OKP: You’ve already shared your exposures with rap and hip-hop, but if you had to tell your own child or a young person one album to start off with that is a good beginning ground to learn about the culture — what would it be and why?
AM: Tough one, but Black on Both Sides by Yasiin Bey (fka Mos Def) is classic in that iconic sense — it is of hip-hop, and about hip-hop, and spans the range from classic lyrics (“Hip-Hop”) to jams (“Ms. Fat Booty”) to social commentary (“Mr. N—-,” “Mathematics”).
OKP: Recently, the Mueller investigation took quite an intriguing turn with the raid on Trump’s lawyer, Michael Cohen. If you had to compare what might be next in all of this to your favorite hip-hop movie or music video — what would that be? For me, I see what’s next as that scene in Belly where the illest dude in Nebraska (James Comey) drops a dime on DMX (Trump) and his crew and the Feds raid everything and cause a ruckus.
AM: Well sometimes it feels like deep down, Tom Price and Ben Carson and Scott Pruitt just want to be Ma$e and Puffy in “Feel So Good,” with a ton of cash and shiny jumpsuits to show everyone they’re flossing. It’s not a good look for public service.
For a movie, there’s always New Jack City, which illustrates how prosecutorial heat can make just about anyone cooperate, and while ruthlessness can certainly power a criminal enterprise, it can also spawn its downfall.
OKP: Last question, Ari. Thank you for taking the time out to speak with us, too. Last month, you ripped Mark Zuckerberg and Facebook for not being transparent about Cambridge Analytica. Now, after watching the two-day Congressional hearing, and expounding on your takeaways with your audience — how do you see this conversation about personal online privacy evolving as we head into the primaries?
AM: Facebook built a business model on us, monetizing our identities. It’s more than privacy; it’s a matter of identity and democracy. They remain the backbone of much of the internet’s identity mechanism — how many sites and apps require your Facebook login? — so their corporate actions have a huge impact on us. So we’ve been reporting that story on our news broadcast as what we think it is — a major issue of democracy, human rights corporate accountability.

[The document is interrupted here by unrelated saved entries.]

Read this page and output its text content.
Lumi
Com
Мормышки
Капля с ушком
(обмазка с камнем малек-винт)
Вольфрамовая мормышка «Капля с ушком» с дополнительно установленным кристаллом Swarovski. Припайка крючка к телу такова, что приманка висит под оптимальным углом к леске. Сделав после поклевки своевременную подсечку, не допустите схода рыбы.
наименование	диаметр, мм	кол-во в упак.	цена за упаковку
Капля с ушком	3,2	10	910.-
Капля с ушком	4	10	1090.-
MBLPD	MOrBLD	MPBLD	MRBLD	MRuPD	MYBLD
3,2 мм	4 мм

Facebook’s best advantages are complexity and surrender; many people don’t get how this works and many others don’t think a better way is possible. But American history is full of corporations that revolutionize our lives, stoke demand and/or addiction, and eventually face a backlash over their power (banks, tobacco and alcohol companies, tech companies). The Zuckerberg hearings were a potential inflection point, but it will take a lot more for Congress or the tech companies to decide major reform is in their interest.